At the stations, we were met in different parts of India by the greatest imaginable variety of conveyances—carriages with footmen and drivers in state livery, sent by the native princes, hotel and public carriages after models never dreamed of in America, bullock carts, elephants, camels, rickshaws, and, in Calcutta and Bombay, taxi-automobiles.

When your driver starts off down the street at a reckless gait, clanging a bell in the floor of the carriage with his foot, and a boy on a step at the back calls out "Tahvay!" as you bowl along, you wonder if you have not taken, by mistake, a police wagon or an ambulance. But it is all right; you hear the same shouting and clanging of bells from all the other carriages along the route. This noise is necessary to make the idlers who stroll along the streets hand in hand get out of the way of the carriages.

There are so many horses in India that one wonders why any one should ever walk, and, in fact, very few do. They are of all grades, differing as much as does the shabbiest beggar from the most gorgeous raja. The conveyances to which they are harnessed range from the rickety public ekkas to the royal gold and silver coaches used on state occasions. One sees these wretched-looking public carriages that can be hired for a few cents filled with lazy natives and pulled along by a poor little pony that looks as if it were half-starved. Contrasting with these poor over-worked creatures are the thoroughbreds which literally die in the stables of the princes for lack of exercise.

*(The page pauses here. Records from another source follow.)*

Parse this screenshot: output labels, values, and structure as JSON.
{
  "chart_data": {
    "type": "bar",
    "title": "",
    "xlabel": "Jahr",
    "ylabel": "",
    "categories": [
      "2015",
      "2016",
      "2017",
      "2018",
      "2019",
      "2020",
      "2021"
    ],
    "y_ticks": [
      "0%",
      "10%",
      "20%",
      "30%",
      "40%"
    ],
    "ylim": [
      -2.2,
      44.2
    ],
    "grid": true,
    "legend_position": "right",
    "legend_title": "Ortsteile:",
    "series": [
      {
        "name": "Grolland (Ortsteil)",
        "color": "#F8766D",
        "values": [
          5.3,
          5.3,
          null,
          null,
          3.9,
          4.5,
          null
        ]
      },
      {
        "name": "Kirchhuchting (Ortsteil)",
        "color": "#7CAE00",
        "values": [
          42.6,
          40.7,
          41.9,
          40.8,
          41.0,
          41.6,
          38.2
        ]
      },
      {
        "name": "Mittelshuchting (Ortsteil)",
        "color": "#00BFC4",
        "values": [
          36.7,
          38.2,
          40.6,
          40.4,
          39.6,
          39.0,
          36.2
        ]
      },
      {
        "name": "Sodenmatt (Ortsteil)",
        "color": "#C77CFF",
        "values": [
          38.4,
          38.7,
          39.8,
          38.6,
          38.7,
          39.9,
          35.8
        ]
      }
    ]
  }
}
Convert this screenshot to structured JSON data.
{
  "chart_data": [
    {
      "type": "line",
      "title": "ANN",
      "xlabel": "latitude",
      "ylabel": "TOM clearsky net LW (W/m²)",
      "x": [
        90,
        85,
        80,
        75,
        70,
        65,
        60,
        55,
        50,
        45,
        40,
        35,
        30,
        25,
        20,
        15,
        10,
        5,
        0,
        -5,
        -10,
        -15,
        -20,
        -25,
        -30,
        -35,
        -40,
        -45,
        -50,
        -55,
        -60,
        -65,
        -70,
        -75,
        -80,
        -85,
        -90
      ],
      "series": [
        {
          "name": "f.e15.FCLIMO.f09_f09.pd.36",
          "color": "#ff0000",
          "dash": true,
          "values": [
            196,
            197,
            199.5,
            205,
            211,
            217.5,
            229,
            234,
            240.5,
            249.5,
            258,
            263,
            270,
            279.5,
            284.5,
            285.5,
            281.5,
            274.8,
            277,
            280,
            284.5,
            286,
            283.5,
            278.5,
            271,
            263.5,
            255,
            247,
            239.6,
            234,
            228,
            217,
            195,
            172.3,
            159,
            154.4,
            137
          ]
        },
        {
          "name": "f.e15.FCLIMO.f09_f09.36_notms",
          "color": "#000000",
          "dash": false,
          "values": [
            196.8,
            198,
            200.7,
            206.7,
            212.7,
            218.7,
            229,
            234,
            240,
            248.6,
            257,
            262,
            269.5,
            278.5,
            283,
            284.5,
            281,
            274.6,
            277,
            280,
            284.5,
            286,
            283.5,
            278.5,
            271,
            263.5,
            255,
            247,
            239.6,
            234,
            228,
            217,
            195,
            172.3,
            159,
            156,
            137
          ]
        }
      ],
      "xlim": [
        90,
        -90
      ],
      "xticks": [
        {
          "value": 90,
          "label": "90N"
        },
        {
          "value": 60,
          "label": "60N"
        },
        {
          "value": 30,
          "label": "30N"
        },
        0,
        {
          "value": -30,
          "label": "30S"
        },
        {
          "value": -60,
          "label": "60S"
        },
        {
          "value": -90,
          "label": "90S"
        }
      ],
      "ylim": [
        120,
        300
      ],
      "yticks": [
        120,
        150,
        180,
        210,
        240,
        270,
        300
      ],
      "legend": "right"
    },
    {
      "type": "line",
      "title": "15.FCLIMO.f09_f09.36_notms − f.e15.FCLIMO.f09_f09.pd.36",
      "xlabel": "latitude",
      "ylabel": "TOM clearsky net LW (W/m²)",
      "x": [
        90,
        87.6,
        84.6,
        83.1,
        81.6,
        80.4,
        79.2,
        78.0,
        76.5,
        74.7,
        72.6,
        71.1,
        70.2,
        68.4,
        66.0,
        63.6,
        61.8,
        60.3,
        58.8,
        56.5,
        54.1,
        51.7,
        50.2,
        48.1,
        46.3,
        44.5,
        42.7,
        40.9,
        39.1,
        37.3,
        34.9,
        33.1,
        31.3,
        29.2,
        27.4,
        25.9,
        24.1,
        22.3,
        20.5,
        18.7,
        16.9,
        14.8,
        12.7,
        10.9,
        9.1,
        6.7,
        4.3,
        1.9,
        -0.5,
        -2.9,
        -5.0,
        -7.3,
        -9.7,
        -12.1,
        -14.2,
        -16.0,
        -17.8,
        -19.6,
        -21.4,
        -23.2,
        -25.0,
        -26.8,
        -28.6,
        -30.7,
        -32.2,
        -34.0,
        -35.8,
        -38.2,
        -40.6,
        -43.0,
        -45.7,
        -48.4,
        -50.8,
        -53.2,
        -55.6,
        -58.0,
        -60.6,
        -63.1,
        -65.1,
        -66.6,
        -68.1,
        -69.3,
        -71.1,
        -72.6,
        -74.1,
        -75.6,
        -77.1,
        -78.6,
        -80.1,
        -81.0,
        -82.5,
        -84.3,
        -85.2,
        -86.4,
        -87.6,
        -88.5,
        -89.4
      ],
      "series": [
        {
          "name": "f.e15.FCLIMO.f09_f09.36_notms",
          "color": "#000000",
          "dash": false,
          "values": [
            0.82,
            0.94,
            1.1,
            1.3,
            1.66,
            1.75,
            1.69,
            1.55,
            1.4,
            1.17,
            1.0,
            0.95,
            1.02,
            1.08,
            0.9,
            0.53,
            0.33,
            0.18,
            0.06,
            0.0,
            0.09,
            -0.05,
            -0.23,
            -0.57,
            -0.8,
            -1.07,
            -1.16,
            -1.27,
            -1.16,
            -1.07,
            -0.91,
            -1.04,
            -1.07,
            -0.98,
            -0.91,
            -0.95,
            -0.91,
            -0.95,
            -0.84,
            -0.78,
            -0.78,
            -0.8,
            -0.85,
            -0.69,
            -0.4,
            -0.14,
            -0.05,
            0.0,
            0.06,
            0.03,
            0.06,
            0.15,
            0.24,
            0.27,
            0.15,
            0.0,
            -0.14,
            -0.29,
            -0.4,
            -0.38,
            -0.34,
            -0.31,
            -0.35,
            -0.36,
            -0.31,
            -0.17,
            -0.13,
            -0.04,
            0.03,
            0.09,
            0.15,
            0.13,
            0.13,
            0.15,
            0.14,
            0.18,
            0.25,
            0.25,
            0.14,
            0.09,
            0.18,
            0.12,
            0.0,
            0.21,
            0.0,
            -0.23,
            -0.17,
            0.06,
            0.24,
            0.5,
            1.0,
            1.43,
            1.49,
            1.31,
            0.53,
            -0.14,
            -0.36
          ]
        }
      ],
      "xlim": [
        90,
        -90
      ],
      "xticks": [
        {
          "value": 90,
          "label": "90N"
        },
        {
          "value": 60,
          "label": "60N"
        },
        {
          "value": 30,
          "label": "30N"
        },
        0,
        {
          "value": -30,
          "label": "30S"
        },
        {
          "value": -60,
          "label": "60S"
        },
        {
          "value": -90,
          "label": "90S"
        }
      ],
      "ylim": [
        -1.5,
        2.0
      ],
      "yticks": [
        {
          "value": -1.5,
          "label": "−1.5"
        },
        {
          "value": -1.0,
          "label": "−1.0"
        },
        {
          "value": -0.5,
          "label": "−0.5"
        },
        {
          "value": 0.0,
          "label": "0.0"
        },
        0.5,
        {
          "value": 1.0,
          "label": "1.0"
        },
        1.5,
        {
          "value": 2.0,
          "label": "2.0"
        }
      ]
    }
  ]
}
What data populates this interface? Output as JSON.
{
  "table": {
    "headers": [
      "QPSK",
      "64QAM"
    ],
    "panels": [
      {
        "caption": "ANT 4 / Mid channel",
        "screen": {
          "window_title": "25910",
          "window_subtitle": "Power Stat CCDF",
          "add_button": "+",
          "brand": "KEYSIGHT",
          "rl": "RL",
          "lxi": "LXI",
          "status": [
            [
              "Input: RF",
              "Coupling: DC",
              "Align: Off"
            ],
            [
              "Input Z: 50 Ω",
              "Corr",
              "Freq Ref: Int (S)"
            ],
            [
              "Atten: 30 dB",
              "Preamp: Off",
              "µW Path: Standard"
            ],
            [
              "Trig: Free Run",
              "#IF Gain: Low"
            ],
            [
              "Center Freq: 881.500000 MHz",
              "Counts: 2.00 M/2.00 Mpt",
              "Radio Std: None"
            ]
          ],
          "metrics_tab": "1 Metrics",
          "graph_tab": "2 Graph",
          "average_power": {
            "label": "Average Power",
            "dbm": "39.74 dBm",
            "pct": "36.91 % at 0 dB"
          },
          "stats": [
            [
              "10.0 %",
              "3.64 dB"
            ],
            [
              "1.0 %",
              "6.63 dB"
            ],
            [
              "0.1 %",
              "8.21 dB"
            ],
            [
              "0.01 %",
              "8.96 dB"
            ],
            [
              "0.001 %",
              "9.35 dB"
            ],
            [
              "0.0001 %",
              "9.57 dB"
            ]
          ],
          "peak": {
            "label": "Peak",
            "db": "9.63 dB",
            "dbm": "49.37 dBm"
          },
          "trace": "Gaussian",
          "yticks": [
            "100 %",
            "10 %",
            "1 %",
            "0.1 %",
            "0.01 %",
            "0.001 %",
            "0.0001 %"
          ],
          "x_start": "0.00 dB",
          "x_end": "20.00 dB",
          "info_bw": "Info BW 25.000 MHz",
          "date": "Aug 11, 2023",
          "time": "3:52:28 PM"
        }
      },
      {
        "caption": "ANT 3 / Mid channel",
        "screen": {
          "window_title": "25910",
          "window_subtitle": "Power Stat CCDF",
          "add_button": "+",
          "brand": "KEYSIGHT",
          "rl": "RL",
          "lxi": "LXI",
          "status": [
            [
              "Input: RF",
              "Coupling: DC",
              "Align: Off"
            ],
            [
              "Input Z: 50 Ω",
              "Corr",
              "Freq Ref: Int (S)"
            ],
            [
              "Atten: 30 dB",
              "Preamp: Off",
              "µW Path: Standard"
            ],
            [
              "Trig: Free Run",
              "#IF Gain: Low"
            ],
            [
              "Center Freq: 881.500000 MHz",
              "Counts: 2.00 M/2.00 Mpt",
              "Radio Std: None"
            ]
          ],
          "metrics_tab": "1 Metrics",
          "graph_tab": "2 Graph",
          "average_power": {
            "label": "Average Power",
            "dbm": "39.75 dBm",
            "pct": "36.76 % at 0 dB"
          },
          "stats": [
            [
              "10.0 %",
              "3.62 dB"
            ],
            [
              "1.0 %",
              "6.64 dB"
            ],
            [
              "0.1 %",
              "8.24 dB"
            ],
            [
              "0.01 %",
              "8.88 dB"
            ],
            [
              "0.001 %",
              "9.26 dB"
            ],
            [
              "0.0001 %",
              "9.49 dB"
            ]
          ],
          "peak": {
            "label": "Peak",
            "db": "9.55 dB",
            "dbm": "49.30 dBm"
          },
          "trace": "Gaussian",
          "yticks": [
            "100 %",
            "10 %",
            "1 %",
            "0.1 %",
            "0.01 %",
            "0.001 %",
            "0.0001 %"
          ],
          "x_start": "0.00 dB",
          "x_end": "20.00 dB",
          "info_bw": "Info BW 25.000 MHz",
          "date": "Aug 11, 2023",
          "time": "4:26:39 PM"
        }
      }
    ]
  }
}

When we were visiting in the native states, the chiefs sometimes offered us saddle-horses. The first time I rode one of these, I started off gaily, nothing fearing. From a gentle canter my mount suddenly broke into a dead run. Supposing that horses in all countries understood the same language, I said "Whoa," first mildly, persuasively, then loudly, imploringly; but without the slightest effect. On he sped faster and faster, until he overtook another horse, apparently a friend of his, for he slowed down to a walk beside it. I learned afterward that a sound similar to that used in America to make a horse go is used in India to make him stop. So the poor dear did not understand in the least my frantic cries of "Whoa!"